6) 12 jumps. The hole is 14.5 feet deep. Each jump gains 2 feet net (jumps 3, slides back 1). After 11 jumps, he is at 22 feet? No, after n jumps, he is at 2n feet. After 11 jumps, he is at 22 feet? But the hole is only 14.5 feet, so he would be out before 11 jumps. Let's think: after first jump, he is at 3 feet, then slides to 2 feet. After second jump, from 2 to 5, slides to 4. After third, to 7, slides to 6. After fourth, to 9, slides to 8. After fifth, to 11, slides to 10. After sixth, to 13, slides to 12. After seventh, he jumps from 12 to 15, which is above 14.5, so he gets out without sliding back. So 7 jumps. Let me verify: start at 0. Jump 1: to 3, slide to 2. Jump 2: to 5, slide to 4. Jump 3: to 7, slide to 6. Jump 4: to 9, slide to 8. Jump 5: to 11, slide to 10. Jump 6: to 13, slide to 12. Jump 7: to 15, which is greater than 14.5, so he escapes. So 7 jumps.

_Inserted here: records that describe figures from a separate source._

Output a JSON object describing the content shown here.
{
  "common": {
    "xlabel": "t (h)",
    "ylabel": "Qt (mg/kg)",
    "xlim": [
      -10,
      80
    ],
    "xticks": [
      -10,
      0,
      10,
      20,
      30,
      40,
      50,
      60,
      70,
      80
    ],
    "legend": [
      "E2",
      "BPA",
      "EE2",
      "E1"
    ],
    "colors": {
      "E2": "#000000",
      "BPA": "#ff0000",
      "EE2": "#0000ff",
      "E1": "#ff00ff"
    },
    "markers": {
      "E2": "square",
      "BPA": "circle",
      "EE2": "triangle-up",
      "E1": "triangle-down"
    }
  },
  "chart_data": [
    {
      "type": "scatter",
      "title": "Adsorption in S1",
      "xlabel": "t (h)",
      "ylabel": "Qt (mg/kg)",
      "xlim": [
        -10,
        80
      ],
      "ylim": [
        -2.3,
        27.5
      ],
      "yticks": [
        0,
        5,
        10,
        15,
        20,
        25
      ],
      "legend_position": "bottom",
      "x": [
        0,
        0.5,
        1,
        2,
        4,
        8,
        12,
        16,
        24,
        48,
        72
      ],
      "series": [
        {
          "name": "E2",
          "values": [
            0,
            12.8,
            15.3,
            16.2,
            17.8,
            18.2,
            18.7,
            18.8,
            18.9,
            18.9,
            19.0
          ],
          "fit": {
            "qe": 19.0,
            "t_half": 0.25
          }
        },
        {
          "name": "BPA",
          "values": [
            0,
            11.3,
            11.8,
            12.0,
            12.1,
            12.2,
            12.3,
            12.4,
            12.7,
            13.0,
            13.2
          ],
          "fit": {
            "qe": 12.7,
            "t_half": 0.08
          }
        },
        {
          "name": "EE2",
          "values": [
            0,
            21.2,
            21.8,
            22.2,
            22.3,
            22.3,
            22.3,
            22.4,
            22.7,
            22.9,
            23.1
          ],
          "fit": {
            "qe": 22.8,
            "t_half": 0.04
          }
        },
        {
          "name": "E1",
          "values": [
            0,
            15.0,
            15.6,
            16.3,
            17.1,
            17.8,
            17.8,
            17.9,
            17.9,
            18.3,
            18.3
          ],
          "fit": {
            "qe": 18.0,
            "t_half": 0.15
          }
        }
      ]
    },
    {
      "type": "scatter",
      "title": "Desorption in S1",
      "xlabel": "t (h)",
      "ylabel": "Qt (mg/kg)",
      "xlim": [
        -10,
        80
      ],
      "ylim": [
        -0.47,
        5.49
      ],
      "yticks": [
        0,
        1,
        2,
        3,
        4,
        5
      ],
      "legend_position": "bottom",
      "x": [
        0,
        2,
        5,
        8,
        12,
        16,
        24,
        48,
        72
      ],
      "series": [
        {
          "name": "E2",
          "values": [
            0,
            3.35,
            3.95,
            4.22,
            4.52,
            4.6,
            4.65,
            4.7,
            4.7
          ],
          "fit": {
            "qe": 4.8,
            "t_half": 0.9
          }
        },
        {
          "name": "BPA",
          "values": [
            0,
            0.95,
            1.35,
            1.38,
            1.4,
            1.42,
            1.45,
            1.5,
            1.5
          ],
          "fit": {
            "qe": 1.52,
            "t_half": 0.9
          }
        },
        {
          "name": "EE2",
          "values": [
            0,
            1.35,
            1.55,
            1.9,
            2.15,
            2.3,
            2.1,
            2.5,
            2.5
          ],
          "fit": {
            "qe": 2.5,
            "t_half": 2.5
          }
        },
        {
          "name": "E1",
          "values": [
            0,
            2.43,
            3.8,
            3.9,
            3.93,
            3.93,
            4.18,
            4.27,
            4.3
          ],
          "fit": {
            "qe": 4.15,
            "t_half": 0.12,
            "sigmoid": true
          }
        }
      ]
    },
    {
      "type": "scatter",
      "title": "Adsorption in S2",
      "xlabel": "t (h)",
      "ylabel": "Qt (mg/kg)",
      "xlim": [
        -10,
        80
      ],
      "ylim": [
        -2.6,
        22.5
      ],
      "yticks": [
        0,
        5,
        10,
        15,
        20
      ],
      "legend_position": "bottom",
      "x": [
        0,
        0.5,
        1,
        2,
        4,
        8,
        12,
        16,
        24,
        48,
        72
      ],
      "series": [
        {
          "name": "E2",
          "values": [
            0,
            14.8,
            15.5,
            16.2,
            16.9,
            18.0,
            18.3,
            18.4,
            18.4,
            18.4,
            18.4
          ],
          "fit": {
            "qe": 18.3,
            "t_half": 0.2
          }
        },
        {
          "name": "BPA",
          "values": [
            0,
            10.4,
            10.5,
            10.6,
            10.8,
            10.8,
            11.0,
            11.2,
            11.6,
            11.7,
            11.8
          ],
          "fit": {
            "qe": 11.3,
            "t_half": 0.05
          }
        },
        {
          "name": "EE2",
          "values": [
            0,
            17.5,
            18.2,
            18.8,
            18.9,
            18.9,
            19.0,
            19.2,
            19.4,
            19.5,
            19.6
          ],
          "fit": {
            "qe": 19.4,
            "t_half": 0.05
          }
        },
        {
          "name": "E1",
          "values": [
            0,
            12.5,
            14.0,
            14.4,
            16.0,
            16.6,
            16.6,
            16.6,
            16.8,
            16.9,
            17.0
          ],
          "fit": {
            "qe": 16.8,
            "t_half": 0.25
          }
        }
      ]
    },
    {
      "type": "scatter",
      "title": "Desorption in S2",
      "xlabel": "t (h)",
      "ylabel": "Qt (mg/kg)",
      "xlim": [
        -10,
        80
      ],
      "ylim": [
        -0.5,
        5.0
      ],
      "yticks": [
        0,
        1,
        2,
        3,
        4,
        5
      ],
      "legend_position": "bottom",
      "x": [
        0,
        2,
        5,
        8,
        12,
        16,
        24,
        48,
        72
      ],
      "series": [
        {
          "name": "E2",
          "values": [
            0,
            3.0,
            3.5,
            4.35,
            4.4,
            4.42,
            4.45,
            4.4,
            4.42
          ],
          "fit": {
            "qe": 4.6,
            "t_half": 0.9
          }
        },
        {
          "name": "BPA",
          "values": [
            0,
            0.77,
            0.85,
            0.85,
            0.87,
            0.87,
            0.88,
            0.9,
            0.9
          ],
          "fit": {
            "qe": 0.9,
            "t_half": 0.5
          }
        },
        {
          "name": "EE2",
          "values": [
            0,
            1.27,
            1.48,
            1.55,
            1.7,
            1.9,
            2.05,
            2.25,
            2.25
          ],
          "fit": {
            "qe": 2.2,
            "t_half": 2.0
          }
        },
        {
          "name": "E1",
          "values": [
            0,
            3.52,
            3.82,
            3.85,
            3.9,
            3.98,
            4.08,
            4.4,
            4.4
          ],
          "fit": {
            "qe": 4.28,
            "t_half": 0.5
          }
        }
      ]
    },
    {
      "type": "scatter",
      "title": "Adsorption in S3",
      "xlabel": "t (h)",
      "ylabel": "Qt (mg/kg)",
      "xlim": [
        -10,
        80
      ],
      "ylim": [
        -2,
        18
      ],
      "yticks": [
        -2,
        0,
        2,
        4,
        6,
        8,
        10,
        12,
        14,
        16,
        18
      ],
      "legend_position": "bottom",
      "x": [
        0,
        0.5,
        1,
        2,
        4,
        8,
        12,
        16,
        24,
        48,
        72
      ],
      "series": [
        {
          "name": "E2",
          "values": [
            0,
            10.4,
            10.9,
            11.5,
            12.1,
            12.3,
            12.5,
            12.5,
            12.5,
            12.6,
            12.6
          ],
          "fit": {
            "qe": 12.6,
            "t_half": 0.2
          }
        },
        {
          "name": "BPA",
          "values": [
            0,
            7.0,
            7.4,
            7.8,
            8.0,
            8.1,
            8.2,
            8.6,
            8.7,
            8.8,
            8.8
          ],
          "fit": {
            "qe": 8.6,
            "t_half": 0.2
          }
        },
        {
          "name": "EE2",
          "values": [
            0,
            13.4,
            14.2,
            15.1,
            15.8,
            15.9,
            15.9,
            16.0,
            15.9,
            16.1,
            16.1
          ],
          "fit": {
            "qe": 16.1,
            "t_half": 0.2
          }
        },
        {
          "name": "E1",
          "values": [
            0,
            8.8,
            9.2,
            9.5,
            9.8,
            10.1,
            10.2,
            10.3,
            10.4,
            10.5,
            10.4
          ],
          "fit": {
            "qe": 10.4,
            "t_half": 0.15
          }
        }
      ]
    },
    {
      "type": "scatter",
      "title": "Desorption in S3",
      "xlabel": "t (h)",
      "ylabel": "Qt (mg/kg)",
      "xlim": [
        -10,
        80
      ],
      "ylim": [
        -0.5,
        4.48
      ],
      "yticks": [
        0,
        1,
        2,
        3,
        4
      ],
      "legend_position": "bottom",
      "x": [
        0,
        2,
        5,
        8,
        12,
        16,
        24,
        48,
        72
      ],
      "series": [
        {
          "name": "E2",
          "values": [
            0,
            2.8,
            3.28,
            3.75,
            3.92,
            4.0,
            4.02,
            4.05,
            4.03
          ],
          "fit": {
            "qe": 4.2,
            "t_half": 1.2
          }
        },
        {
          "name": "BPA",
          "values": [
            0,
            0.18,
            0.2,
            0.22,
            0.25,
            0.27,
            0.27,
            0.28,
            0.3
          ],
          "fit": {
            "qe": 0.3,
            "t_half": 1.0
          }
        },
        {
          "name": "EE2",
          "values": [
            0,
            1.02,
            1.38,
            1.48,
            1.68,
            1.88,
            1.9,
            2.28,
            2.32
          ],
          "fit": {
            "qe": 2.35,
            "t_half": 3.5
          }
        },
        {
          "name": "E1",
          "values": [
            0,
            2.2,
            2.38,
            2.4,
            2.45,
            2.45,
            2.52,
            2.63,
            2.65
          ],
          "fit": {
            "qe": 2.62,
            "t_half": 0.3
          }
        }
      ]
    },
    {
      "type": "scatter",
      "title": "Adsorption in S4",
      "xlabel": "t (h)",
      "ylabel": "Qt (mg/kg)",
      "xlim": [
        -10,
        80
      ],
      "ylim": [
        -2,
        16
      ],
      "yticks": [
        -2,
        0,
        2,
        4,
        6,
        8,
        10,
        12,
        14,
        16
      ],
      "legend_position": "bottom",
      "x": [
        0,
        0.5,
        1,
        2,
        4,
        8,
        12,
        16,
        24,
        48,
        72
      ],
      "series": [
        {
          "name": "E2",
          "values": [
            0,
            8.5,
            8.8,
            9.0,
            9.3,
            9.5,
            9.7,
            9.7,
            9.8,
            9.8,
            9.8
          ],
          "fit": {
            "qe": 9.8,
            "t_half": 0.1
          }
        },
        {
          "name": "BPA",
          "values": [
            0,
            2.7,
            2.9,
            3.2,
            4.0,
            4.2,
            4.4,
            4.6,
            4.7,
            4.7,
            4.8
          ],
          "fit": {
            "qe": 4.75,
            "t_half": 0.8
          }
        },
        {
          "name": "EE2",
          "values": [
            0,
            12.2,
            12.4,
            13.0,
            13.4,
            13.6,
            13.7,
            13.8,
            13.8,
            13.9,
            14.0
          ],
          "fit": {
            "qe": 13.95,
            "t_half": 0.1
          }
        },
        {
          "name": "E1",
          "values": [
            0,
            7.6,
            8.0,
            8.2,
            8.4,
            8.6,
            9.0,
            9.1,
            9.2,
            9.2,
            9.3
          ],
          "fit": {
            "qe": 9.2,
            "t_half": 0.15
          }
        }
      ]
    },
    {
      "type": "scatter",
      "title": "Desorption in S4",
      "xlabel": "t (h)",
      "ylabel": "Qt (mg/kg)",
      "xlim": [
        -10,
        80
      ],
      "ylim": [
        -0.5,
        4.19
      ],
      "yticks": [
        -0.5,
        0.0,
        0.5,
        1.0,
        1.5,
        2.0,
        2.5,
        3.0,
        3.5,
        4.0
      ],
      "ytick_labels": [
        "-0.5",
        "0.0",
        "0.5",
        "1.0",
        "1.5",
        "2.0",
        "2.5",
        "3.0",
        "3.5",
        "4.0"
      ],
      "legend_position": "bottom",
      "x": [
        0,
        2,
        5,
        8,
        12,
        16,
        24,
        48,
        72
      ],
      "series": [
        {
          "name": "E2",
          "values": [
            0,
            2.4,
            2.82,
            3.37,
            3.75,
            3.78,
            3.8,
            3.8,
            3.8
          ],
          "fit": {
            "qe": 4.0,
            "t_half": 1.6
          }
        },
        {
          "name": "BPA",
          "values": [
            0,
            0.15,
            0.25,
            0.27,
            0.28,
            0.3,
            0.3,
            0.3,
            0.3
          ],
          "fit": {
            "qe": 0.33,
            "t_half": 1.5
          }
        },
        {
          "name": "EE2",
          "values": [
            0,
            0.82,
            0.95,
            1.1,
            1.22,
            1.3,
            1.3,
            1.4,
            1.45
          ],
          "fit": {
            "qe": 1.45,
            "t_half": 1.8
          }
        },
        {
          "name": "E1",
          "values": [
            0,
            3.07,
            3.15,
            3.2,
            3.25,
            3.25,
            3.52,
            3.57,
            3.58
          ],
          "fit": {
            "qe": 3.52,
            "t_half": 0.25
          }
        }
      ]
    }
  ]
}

7) Let B be boy's current age, S sister's, F father's. B = 2S, B = F/2, so F = 2B = 4S. In 50 years, sister will be S+50, father will be F+50 = 4S+50. Given that S+50 = (1/2)(4S+50). So S+50 = 2S + 25. Then 50 - 25 = 2S - S, so S=25. Then B=2S=50. So the boy is 50 years old now.
8) Both have two faces (sides).
9) The letter 'e'. It appears once in "minute", twice in "week", and once in "year".
Parent Tip: Review the logic above to help your child master the concept of 3rd grade brain teasers worksheet.